The cedar tree is a conifer that is represented by several species that grow in many locations. The Eastern red cedar, or Juniperus virginiana, occurs east of the Mississippi River, but has spread throughout the Great Plains. Cedars grow as far south as northern Florida and as far north as southern Canada. They can grow to nearly 100 feet in height, and form pine cones with one to four seeds. Cedar leaf oil is made from the northern white cedar tree, which is a smaller tree than the red cedar. The essential oil is made through steam distillation, is yellow and viscous, and smells warm and sweet. Cedar tree oil has been used around the world for centuries and has many uses, from healing to insect control.

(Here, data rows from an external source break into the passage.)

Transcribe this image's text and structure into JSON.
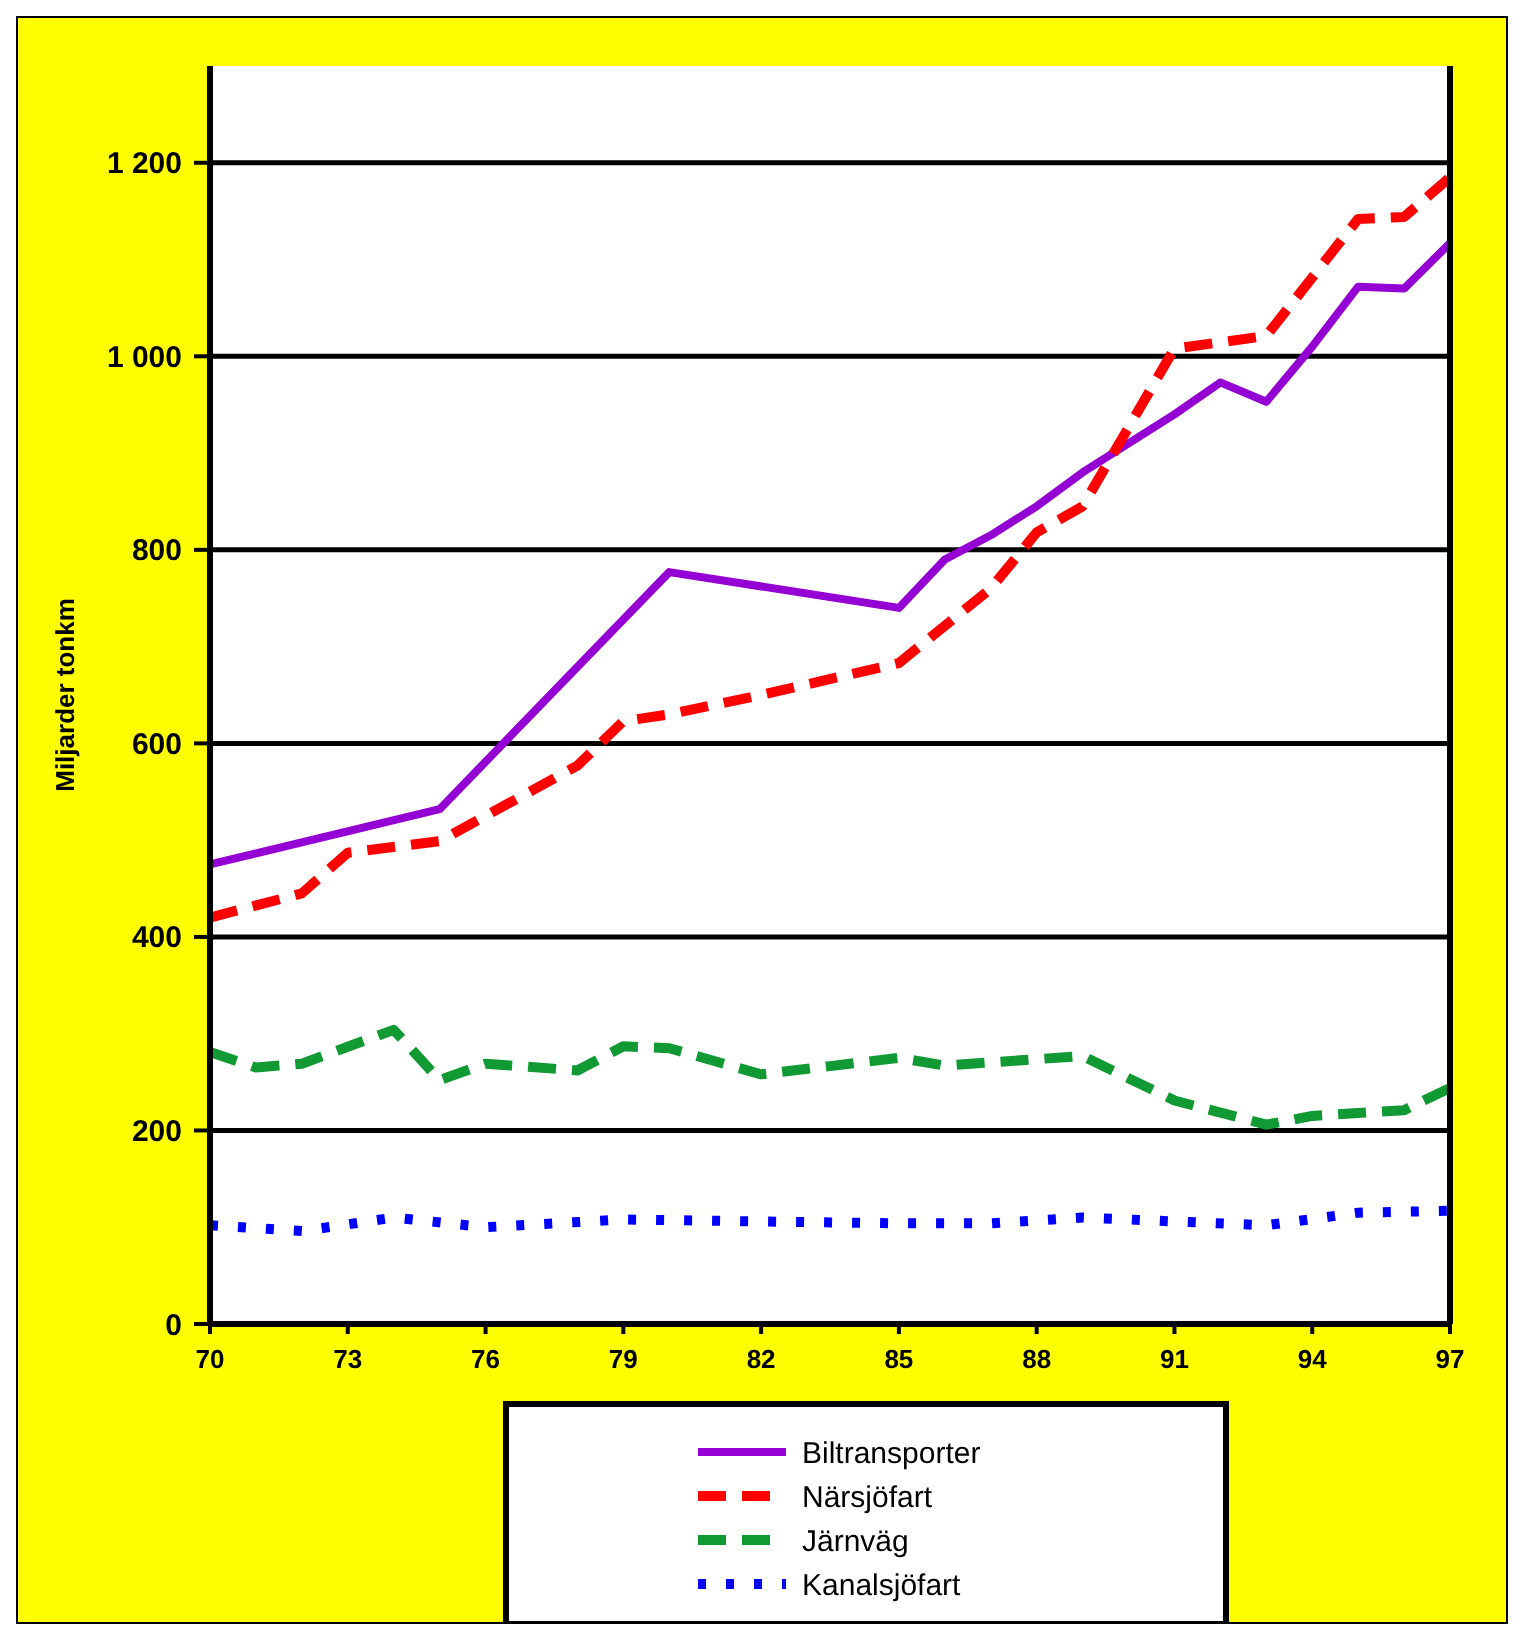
{
  "chart_data": {
    "type": "line",
    "ylabel": "Miljarder tonkm",
    "xlim": [
      70,
      97
    ],
    "xticks": [
      70,
      73,
      76,
      79,
      82,
      85,
      88,
      91,
      94,
      97
    ],
    "ylim": [
      0,
      1300
    ],
    "yticks": [
      0,
      200,
      400,
      600,
      800,
      {
        "value": 1000,
        "label": "1 000"
      },
      {
        "value": 1200,
        "label": "1 200"
      }
    ],
    "grid": "y",
    "legend": "bottom",
    "series": [
      {
        "name": "Biltransporter",
        "color": "#9400d3",
        "line_style": "solid",
        "x": [
          70,
          75,
          80,
          85,
          86,
          87,
          88,
          89,
          90,
          91,
          92,
          93,
          94,
          95,
          96,
          97
        ],
        "values": [
          475,
          532,
          777,
          740,
          790,
          815,
          845,
          880,
          910,
          940,
          973,
          953,
          1010,
          1072,
          1070,
          1117
        ]
      },
      {
        "name": "Närsjöfart",
        "color": "#ff0000",
        "line_style": "dashed",
        "x": [
          70,
          72,
          73,
          75,
          78,
          79,
          80,
          82,
          85,
          87,
          88,
          89,
          91,
          93,
          95,
          96,
          97
        ],
        "values": [
          420,
          445,
          487,
          499,
          577,
          623,
          630,
          650,
          683,
          760,
          818,
          845,
          1008,
          1021,
          1142,
          1144,
          1185
        ]
      },
      {
        "name": "Järnväg",
        "color": "#119933",
        "line_style": "dashed",
        "x": [
          70,
          71,
          72,
          74,
          75,
          76,
          78,
          79,
          80,
          82,
          85,
          86,
          89,
          91,
          93,
          94,
          96,
          97
        ],
        "values": [
          281,
          265,
          269,
          304,
          252,
          269,
          262,
          287,
          285,
          258,
          275,
          267,
          277,
          231,
          206,
          215,
          221,
          244
        ]
      },
      {
        "name": "Kanalsjöfart",
        "color": "#0000ff",
        "line_style": "dotted",
        "x": [
          70,
          72,
          74,
          76,
          79,
          85,
          87,
          89,
          91,
          93,
          95,
          97
        ],
        "values": [
          102,
          96,
          110,
          100,
          108,
          104,
          104,
          110,
          106,
          102,
          115,
          117
        ]
      }
    ]
  }
}
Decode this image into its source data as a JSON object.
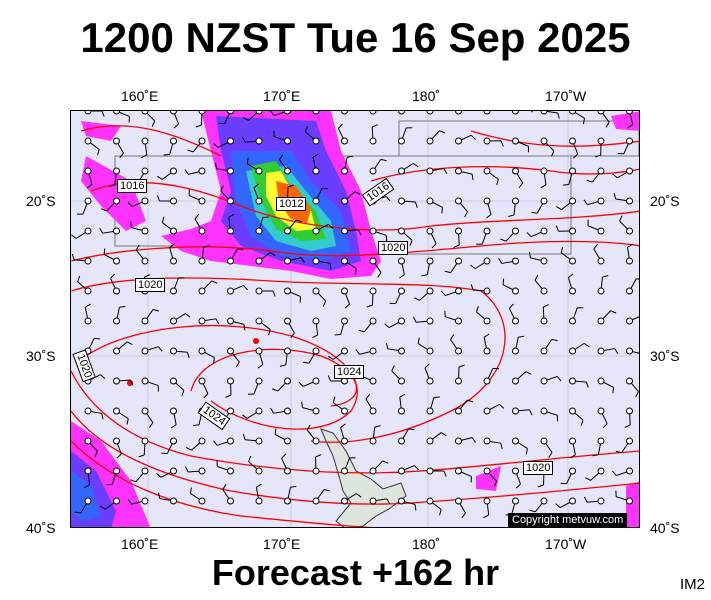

  • The ancient Egyptians are the first people known to have used cedar tree oil. They soaked papaya leaves in oil made from the Lebanon cedar tree and used them in mummification. The ancient Greeks used it to repel both insects and infections. Sumerians used cedar tree oil as the base for paint, which they mixed with cobalt compounds. During bubonic plague epidemics in Europe, terrified residents burned cedar tree oil to fumigate their homes. In the 1770s, the eminent British herbalist Nicholas Culpepper found that cedar tree oil could be a remedy for coughs, shortness of breath and tuberculosis. The American pioneers used cedar flakes on the floors of their homes to discourage many pests common to the areas where they lived. The Ojibwa Indians of Michigan used the northern white cedar ceremonially and in medicines. Cedar has been called "Arbor Vitae," or "tree of life."

Uses in Healing

  • Cedar tree oil has many uses in natural medicine.
    For 25 years, from 1971 until 1996, the St. Petersburg Institute of Bio-Regulation and Gerontology carried out scientific and clinical studies that showed cedar tree oil can slow aging and increase life expectancy.
    Cedar tree oil is especially noted for its beneficial effects on internal organs, such as the kidneys, spleen and pancreas. It is also used for the genito-urinary tract. It has antiseptic and diuretic effects, and is effective against respiratory ailments such as congestion and coughs of all kinds, bronchitis, pneumonia and tuberculosis. Some people swear by cedar tree oil for taking care of a variety of skin ailments. From acne to fungal lesions, it can possibly help to eliminate irritation and speed the healing of wounds. It also can help to make hair stronger and prevent hair loss and dandruff.
    One of the major uses of cedar tree oil is as a sedative. Many claim that use of cedar tree oil calms them and helps them to sleep, and that it is an effective aid against insomnia.
    Cedar tree oil also helps relieve pain due to its analgesic properties, so some rely on it as arthritis and other joint pain treatment.

How to Use Cedar Tree Oil

  • If you plan to use any essential oil, mix it with a carrier oil or lotion, because essential oils are highly concentrated and can cause burning of the skin if applied in undiluted form. Cedar tree oil has a pleasant scent to many people, who add a few drops to lotion, massage oil or an aromatherapy diffuser for its therapeutic and insect repellent properties. In aromatherapy, the oil of the cedar tree is believed to create an atmosphere of confidence and safety, respect and trust. Its aroma makes some people feel comfortable and secure. Aromatherapy diffusers are available at specialty stores and online, or you can add a few drops of cedar tree oil to 2 cups water in a glass pan that you simmer on a stove burner.

Insect Control

  • Cedar tree oil is believed by some people to be effective as a chemical-free, safe way to control fleas, ticks, ear mites, head lice, cockroaches, mosquitoes, bed bugs, silverfish and other insect pests. The Environmental Protection Agency has determined that products containing cedar tree oil need no regulation because those products are safe.


  • Cedar tree oil can cause skin irritation if used in high concentrations. Pregnant and nursing women should avoid its use. It is best to keep all essential oils away from children. Only use it externally, and be sure to dilute it properly.